Activity 1: Retail Sales Seasonality Analysis

Prompt

Using the aus_retail dataset (Tidyverts), analyze the “Takeaway food services” sector in Victoria.

  1. Fit a model incorporating both trend and monthly seasonality
  2. Perform residual analysis to assess model adequacy
  3. Discuss whether seasonality improves the model

Solution

Key Insight

The season() term automatically creates 11 monthly dummy variables. Compare residuals before/after adding seasonality using glance() metrics like AIC.

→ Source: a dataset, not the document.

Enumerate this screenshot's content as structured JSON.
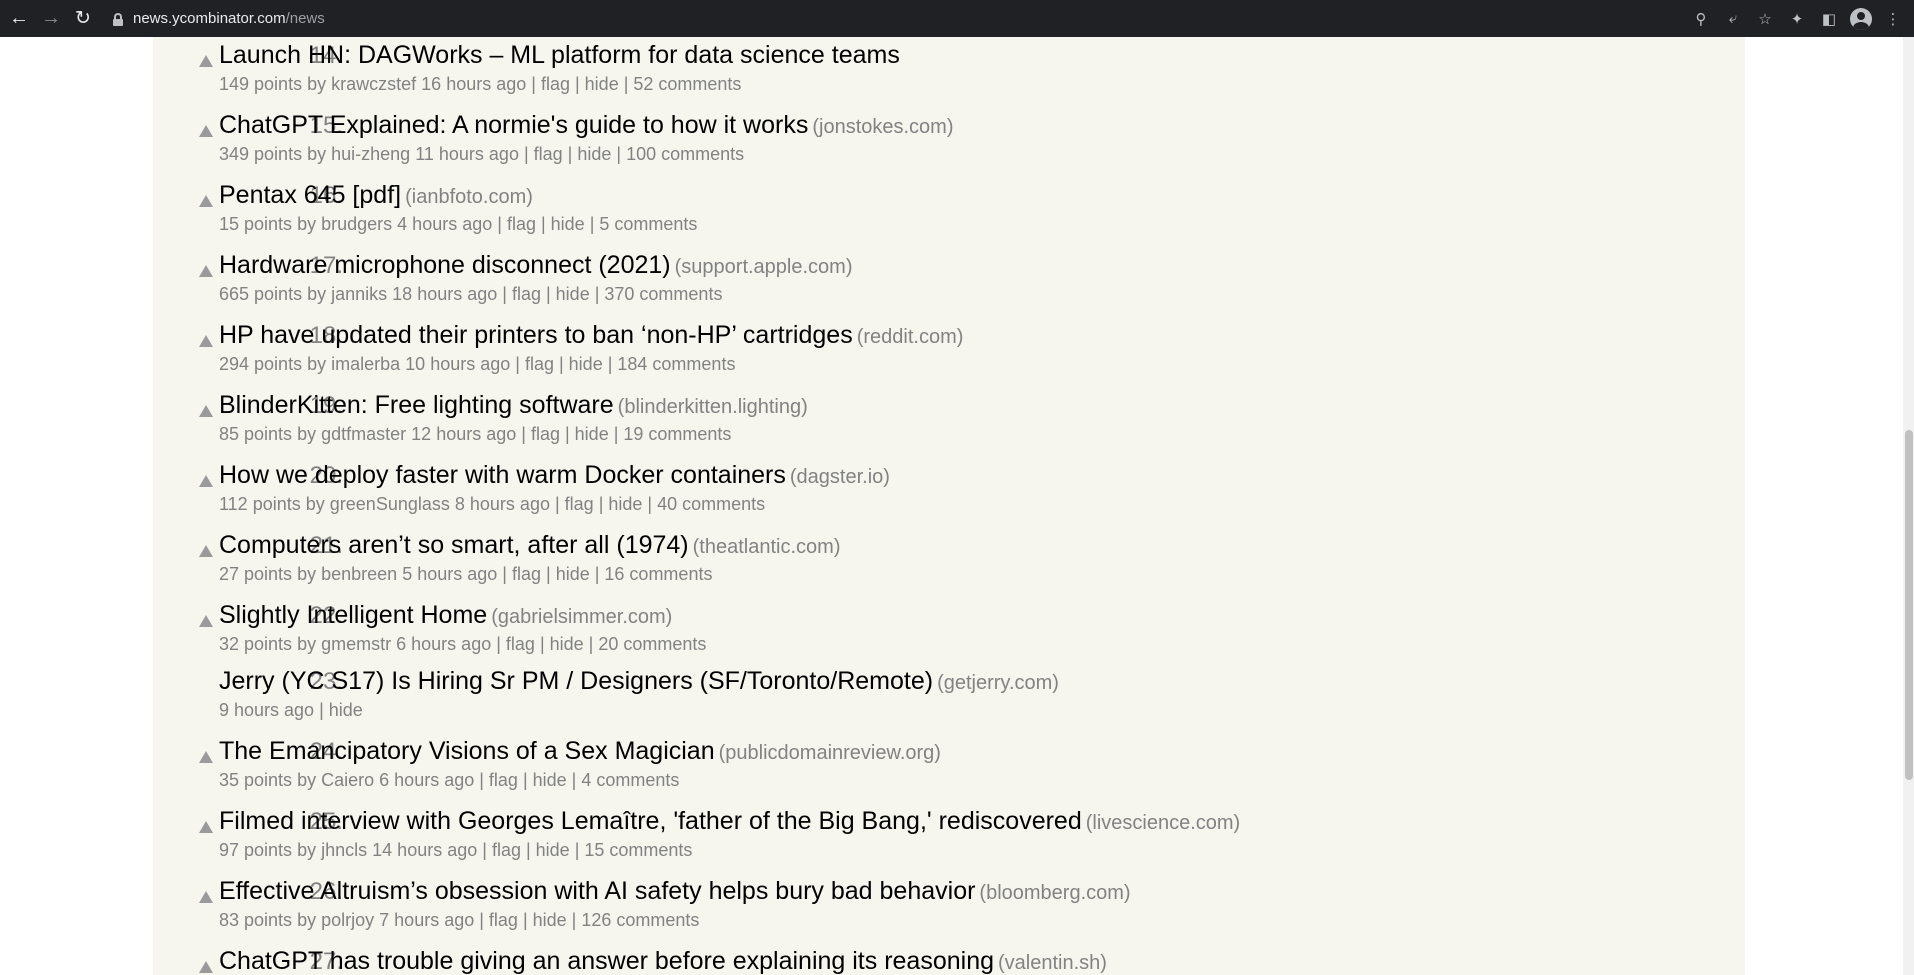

Activity 2: Gasoline Production Transformation Study

Prompt

Using the gas dataset (astsa):

  1. Apply Box-Cox transformation with Guerrero’s optimal \(\lambda\)
  2. Compare residuals against a square root transformation (\(\lambda=0.5\))
  3. Identify which transformation better satisfies homoscedasticity

Solution

Critical Check

Use glance(fit_opt) vs glance(fit_sqrt) to compare sigma (residual SD) - lower values indicate better variance stabilization.